The site of the new garden will be in Carel Willinkplantsoen, a small park just across the Boerenwetering canal from the Rijksmuseum. The park will be merged with three adjacent pavilions built in the “Amsterdam School” style. The Rijksmuseum has engaged the London architecture firm Foster + Partners to renovate the pavilions, which will soon be open to the public for the first time. Piet Blanckaert, a Belgian landscape architect, will oversee the design of the gardens.
The Rijksmuseum’s general director, Taco Dibbits, said in a statement that the new garden will “give modern sculpture the visibility it deserves. It also marks an unprecedented enhancement of the Rijksmuseum’s collection of 20th-century art.”

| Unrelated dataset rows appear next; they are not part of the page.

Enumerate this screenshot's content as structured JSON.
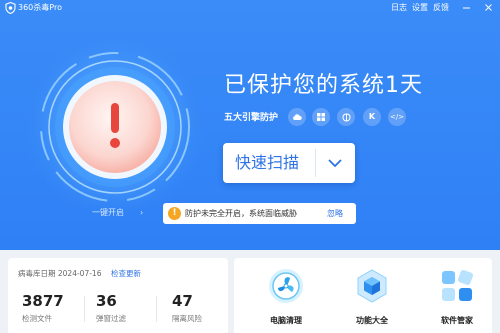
{
  "app": {
    "title": "360杀毒Pro"
  },
  "titlebar": {
    "log": "日志",
    "settings": "设置",
    "feedback": "反馈"
  },
  "status": {
    "title": "已保护您的系统1天",
    "engines_label": "五大引擎防护",
    "engines": [
      "cloud-engine-icon",
      "windows-engine-icon",
      "brain-engine-icon",
      "k-engine-icon",
      "code-engine-icon"
    ]
  },
  "scan": {
    "label": "快速扫描"
  },
  "onekey": {
    "label": "一键开启"
  },
  "warning": {
    "text": "防护未完全开启，系统面临威胁",
    "ignore": "忽略",
    "color": "#f5a623"
  },
  "database": {
    "label": "病毒库日期 2024-07-16",
    "update": "检查更新"
  },
  "stats": [
    {
      "value": "3877",
      "label": "检测文件"
    },
    {
      "value": "36",
      "label": "弹窗过滤"
    },
    {
      "value": "47",
      "label": "隔离风险"
    }
  ],
  "tools": [
    {
      "label": "电脑清理",
      "icon": "fan-clean-icon"
    },
    {
      "label": "功能大全",
      "icon": "cube-features-icon"
    },
    {
      "label": "软件管家",
      "icon": "software-manager-icon"
    }
  ],
  "colors": {
    "primary": "#2f80f5",
    "accent": "#2f73e6",
    "alert": "#e8453c"
  }
}
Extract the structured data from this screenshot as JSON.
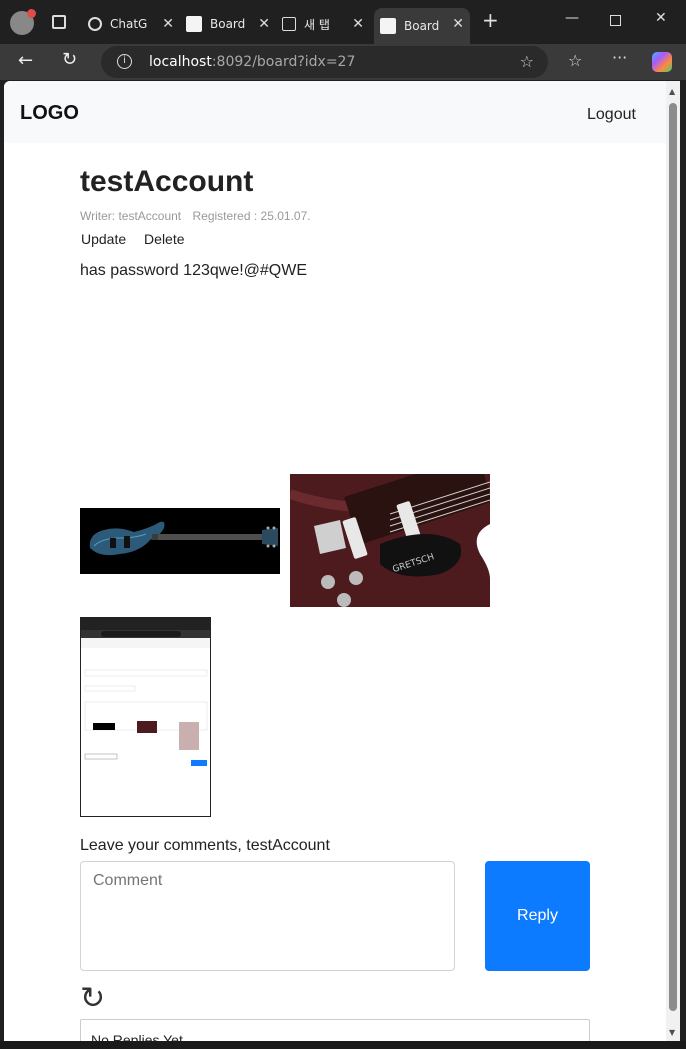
{
  "browser": {
    "tabs": [
      {
        "label": "ChatG"
      },
      {
        "label": "Board"
      },
      {
        "label": "새 탭"
      },
      {
        "label": "Board"
      }
    ],
    "url_host": "localhost",
    "url_path": ":8092/board?idx=27"
  },
  "nav": {
    "logo": "LOGO",
    "logout": "Logout"
  },
  "post": {
    "title": "testAccount",
    "writer": "Writer: testAccount",
    "registered": "Registered : 25.01.07.",
    "update": "Update",
    "delete": "Delete",
    "content": "has password 123qwe!@#QWE"
  },
  "comments": {
    "label": "Leave your comments, testAccount",
    "placeholder": "Comment",
    "reply_button": "Reply",
    "refresh_icon": "↻",
    "empty_text": "No Replies Yet"
  },
  "colors": {
    "accent": "#0d7bff",
    "navbar": "#f8f9fa"
  }
}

The museum plans to showcase works by artists like Alberto Giacometti, Louise Bourgeois, Alexander Calder, Jean Arp, Roni Horn and Henry Moore in the new space, as well as organize temporary sculpture exhibitions in the pavilions. Like the Rijksmuseum Gardens—a small but flower-filled tranquil space directly in front of the museum, which is also funded by the Don Quixote Foundation—the new sculpture garden will have free admission during the day.